Mammogram screening: Choosing what’s best for you

Mammogram screening

Changes in the frequency for mammogram screening have resulted in a lot of confusion among women on when they should get one. The truth is even among highly respected professional organizations, there are different recommendations about the screening. The Centers for Disease Control and Prevention (CDC) maintains a document that compares these recommendations on who should get screened, when to begin screening and how often to repeat the screening.

The National Comprehensive Cancer Network (NCCN) recommends that women 40 years and older have an annual screening mammogram, which is the general guideline suggested by the Reid Health Breast Center.

Ultimately, the decision is yours, and it should be made in partnership with your trusted personal physician. Here are some factors that go into getting a mammogram screening:

Benefits of screening

According to the CDC, mammograms detect lumps in the tissue before they’re large enough to be felt by the woman in a self-exam or by her care provider in a clinical exam. Typically, this early detection can lead to earlier treatment and a better prognosis, according to the Department of Health and Human Services (HHS).

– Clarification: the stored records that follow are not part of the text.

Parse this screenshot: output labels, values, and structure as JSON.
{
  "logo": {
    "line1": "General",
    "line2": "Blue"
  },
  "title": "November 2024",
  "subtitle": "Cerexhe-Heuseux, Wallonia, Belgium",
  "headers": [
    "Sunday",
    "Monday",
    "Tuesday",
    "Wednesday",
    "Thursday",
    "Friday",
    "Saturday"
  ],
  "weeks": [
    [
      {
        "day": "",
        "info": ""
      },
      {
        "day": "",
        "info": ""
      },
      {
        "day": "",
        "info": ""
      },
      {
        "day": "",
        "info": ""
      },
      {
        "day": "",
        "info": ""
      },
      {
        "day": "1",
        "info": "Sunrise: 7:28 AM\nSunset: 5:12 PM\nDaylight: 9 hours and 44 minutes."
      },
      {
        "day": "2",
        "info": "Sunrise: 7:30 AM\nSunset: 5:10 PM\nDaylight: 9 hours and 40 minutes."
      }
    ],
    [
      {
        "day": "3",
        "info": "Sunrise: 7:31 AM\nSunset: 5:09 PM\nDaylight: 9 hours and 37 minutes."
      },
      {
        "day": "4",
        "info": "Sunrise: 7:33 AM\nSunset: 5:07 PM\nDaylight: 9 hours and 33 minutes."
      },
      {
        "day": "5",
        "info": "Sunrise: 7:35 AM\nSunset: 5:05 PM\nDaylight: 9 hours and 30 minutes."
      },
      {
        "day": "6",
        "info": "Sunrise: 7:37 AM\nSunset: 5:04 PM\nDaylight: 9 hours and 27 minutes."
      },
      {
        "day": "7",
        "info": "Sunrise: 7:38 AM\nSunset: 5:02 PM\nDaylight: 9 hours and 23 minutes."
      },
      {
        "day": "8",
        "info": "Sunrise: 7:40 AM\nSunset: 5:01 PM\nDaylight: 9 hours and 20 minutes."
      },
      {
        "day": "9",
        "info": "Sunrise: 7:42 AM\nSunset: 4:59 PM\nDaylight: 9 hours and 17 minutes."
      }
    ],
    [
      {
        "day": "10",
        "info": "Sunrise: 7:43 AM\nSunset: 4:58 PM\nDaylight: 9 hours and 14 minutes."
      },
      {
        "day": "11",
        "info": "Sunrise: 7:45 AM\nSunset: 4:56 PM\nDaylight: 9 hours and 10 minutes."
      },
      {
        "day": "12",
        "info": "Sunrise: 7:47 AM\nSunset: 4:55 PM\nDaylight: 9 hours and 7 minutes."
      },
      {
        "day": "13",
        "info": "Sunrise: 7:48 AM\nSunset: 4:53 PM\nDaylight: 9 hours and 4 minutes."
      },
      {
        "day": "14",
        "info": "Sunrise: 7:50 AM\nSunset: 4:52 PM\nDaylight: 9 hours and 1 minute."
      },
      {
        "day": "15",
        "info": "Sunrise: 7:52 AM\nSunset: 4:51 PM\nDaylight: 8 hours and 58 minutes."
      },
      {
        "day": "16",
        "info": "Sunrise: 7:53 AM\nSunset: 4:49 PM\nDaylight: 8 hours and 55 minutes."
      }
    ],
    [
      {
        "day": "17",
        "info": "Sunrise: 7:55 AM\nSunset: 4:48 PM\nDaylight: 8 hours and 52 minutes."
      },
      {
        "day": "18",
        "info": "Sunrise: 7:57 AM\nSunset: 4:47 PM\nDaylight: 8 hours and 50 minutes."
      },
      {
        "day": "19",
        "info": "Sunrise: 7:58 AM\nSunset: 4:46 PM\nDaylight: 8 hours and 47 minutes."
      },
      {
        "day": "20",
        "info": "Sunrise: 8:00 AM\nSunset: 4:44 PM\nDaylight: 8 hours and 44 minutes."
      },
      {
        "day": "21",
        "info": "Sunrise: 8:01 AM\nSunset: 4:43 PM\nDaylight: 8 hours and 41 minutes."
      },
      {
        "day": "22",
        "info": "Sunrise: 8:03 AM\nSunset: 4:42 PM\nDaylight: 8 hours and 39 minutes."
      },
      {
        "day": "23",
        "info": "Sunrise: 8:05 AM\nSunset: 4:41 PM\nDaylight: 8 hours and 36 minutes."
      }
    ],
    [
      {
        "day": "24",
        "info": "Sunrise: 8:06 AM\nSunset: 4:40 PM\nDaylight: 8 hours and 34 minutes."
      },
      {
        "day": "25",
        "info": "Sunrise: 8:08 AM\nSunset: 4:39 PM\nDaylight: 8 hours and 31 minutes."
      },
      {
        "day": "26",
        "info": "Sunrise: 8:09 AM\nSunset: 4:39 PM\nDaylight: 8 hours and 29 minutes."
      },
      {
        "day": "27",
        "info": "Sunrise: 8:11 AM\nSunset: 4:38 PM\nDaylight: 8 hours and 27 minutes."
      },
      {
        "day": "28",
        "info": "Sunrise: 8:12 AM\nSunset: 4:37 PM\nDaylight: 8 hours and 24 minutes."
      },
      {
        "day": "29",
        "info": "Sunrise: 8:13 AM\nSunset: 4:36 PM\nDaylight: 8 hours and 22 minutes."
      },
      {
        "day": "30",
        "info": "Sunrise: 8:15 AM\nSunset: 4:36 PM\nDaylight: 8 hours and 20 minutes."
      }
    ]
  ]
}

A mammogram is typically brief, and while there may be some discomfort, it’s only temporary. The CDC also offers financial assistance for these screenings for qualified individuals. The Reid Health BRAvo! program also makes it possible for women who cannot afford the screening to have it – so there are no excuses for delaying this important test.

Potential risks

As with many screening tests, a mammogram may be inaccurate. Breast tissue is complex, and a mammogram may have a false-positive, where the radiologist says there’s a tumor when there isn’t. According to the National Cancer Institute, this leads to considerable anxiety for the woman and the potential for more testing, such as a biopsy.

The National Cancer Institute also addressed the likelihood of a false-negative result, which is when a mammogram comes back negative, but cancer is actually present. It’s estimated that one out of every five cancers is missed on the screening. This may result in a woman not receiving the treatment she needs, though she’s experiencing symptoms of breast cancer.

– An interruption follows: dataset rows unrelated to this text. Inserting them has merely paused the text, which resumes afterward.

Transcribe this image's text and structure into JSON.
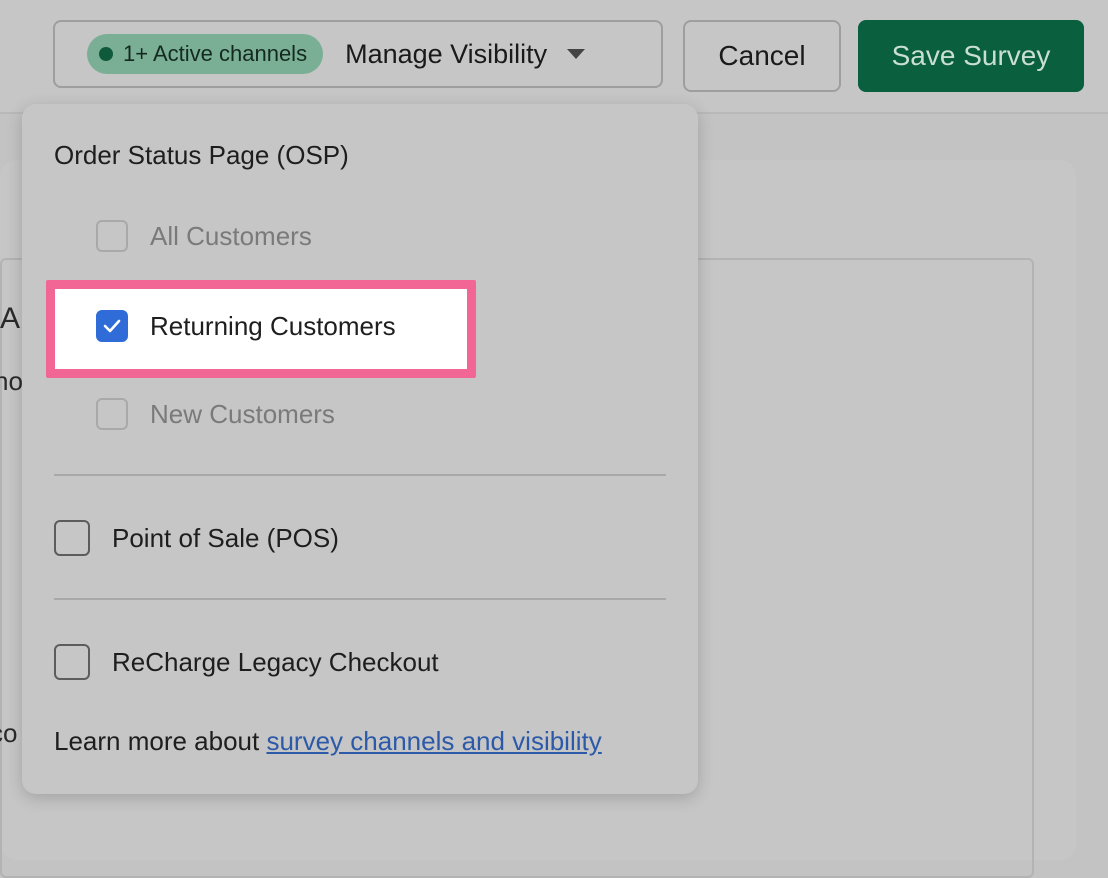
{
  "header": {
    "active_badge": "1+ Active channels",
    "manage_label": "Manage Visibility",
    "cancel_label": "Cancel",
    "save_label": "Save Survey"
  },
  "background": {
    "fragment_heading": "A",
    "fragment_line": "ho",
    "fragment_bottom": "co"
  },
  "dropdown": {
    "osp_title": "Order Status Page (OSP)",
    "osp_options": [
      {
        "label": "All Customers",
        "checked": false,
        "enabled": false
      },
      {
        "label": "Returning Customers",
        "checked": true,
        "enabled": true
      },
      {
        "label": "New Customers",
        "checked": false,
        "enabled": false
      }
    ],
    "pos_label": "Point of Sale (POS)",
    "recharge_label": "ReCharge Legacy Checkout",
    "learn_more_prefix": "Learn more about ",
    "learn_more_link": "survey channels and visibility"
  },
  "colors": {
    "save_button": "#0a5f3f",
    "active_badge": "#7aaf95",
    "checkbox_checked": "#2f6cd8",
    "highlight_border": "#f26695",
    "link": "#2c5aa8"
  }
}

Mammograms also expose women to low levels of radiation, which is why mammograms aren’t recommended until age 40. After that, it’s suggested to continue annual mammogram screenings to increase early detection.

High-risk factors

Women with high-risk factors for developing breast cancer don’t fall under these recommendations, the U.S. Preventive Services Task Force noted. These factors include having a mother or a sister with the disease, being a carrier of the BRCA1 or BRCA2 gene or if they’ve received radiation therapy to the chest. These women should follow more aggressive monitoring practices recommended by their physician.

Mammogram screening is an important part of women’s preventative health, but when to begin and how often to get a mammogram depends on your personal health history and important discussions with your physician.